Washington DC (ANA - T. Ellis) -- Greece's foreign minister George Papandreou, whose country currently holds the rotating EU presidency, European Parliament president Pat Cox, US undersecretary of State for political affairs Mark Grossman, and US House of Representatives subcommittee on Europe chairman Doug Bereuter on Tuesday (early Wednesday, Greek time) said in Washington that it was necessary for the US and EU to return to a climate of cooperation, on the eve of this year's annual EU-US summit.
During an open discussion on trans-atlantic relations organised by the German Marshall Fund, Papandreou presented the conclusions of last week's EU summit held in Halkidiki, northern Greece, and noted Europe's desire for a relationsip with the US on an equal footing, since both sides of the Atlantic, despite any difference, generally held the same goals.
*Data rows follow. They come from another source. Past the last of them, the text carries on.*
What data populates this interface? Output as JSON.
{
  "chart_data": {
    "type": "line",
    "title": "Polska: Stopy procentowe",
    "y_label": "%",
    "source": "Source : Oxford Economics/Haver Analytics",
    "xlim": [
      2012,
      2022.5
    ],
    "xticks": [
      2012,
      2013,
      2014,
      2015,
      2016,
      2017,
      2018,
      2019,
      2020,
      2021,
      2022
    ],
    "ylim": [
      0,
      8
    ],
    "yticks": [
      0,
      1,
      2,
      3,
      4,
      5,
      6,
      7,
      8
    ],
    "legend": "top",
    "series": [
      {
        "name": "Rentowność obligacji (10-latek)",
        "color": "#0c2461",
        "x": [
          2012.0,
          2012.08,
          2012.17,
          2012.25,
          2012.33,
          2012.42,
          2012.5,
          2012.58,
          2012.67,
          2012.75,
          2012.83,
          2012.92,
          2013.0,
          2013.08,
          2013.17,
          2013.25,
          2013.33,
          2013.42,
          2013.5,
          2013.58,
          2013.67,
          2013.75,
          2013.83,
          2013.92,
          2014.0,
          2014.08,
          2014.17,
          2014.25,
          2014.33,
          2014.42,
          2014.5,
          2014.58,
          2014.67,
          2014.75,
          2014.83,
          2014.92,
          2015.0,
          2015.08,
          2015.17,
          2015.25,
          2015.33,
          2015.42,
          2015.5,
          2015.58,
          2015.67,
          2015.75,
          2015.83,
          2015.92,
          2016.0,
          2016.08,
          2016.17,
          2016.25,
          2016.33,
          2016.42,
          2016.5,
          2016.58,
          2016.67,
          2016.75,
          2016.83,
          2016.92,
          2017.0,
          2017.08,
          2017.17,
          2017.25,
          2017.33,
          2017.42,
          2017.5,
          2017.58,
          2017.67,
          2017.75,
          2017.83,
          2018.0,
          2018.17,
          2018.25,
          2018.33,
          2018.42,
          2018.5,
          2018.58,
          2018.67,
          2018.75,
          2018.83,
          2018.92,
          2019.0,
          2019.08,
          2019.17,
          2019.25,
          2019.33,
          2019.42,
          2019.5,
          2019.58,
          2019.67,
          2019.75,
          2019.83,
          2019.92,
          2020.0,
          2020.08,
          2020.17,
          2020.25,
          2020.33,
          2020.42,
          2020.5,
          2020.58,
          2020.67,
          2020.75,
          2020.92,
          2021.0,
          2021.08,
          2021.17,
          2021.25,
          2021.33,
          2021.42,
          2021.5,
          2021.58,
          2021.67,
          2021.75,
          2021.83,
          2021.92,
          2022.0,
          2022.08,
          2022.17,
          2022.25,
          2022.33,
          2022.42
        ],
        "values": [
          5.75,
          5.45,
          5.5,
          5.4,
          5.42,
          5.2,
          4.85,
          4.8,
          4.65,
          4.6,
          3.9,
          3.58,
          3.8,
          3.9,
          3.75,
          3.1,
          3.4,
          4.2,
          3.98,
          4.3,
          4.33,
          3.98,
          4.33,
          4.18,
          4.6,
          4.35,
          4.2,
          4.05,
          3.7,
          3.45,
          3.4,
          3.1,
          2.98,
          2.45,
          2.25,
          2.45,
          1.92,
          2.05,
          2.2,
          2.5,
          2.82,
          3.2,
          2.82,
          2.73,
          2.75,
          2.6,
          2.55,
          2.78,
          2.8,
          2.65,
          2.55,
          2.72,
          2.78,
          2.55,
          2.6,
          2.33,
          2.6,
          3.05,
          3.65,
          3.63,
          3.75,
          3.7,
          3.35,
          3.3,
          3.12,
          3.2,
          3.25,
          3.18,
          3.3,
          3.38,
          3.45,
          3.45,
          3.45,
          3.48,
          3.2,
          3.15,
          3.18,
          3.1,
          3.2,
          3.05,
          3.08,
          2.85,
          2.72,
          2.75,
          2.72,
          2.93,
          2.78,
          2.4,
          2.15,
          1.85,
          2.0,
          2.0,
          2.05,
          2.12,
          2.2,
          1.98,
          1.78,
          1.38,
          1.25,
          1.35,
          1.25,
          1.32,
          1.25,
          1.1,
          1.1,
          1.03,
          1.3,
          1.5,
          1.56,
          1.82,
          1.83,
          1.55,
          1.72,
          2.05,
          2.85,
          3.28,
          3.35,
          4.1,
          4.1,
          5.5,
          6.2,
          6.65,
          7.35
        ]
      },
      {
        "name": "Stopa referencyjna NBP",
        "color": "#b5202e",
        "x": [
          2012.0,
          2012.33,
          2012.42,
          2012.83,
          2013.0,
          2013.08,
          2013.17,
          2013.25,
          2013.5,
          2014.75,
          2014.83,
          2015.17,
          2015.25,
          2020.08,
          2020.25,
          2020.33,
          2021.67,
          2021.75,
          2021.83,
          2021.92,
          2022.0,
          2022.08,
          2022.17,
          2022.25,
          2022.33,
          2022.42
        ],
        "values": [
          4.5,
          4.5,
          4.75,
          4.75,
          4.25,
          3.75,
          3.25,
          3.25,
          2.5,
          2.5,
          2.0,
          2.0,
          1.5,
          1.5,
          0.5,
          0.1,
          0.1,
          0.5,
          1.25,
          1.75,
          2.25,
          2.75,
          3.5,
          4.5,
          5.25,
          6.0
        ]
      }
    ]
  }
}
''We want you to see us as equals'', Papandreou said, and the position was reiterated by Cox.
Grossman said that Washington has for decades been a staunch supporter of the EU, and also of its enlargement, and described as a ''positive development'' the recent ''strategy for the security of Europe'' presented to the EU leaders by EU High Representative for Common Foreign and Security Policy Javier Solana, sayng it indicated that the EU had the political will to confront international terrorism and the proliferation of weapons of mass destruction.
Grossman congratulated the Greek EU presidency for earnestly supporting the need for trans-atlantic dialogue and for advancing the discussion of the ''real issues'' of concern to humanity today, which he said were the problems of terrorism and weapons of mass destruction. He added, however, that the pronouncements needed to be followed by actions.
Papandreou, who currently chairs the EU Council of Ministers, said that the EU did not rule out the use of violence, but maintained that such action must have authorisation from the UN, and added that the European countries were determined to exhaust all diplomatic and economic means before being obliged to resort to the use of the 'extreme solution' of violence.
Grossman spoke of ''necessary flexibility'' in order that a multilateral approach was followed wherever possible, but added there must in tandem be preparedness for the use of violence when that was deemed necessary.
He futher noted the importance of the common values that united the US and Europe.
Cox, in turn, maintained that the two sides of the Atlantic needed to cooperate more, and called on the US to accept Europe as an equal partner. He proposed close parliamentary cooperation so as to achieve common confrontation of issues arising and avoid the compicated procedures and distortions that follow the adoption of laws, which frequenly lead to clashes.
Cox said that the US was the most powerful war machine the planet has ever known, adding that thiis was a reality that would not change, but he warned that despite its strength, the US ''cannot do everything on its own''.
''You are perfect in war, but when you enter a country you need others in order to preserve the domestic balance and be able to leave in a short time and efficiently,'' Cox said.
The four officials condemned the ''extremist voices'' on both sides the the Atlnatic. Bereuter, speaking on behalf of Congress, endorsed a more substantive EU role in the Middle East.
Noting that he came from a farming state, Bereuter also urged Europe to accept GM (genetically modified) products, while on the multilateral confrontation of crises, he said that the majority of US legislators of both parties did not see the UN as a necessary organisation for the preservation of peace and security, ''and this is a reality that the Europeans must realise and take into consideration''.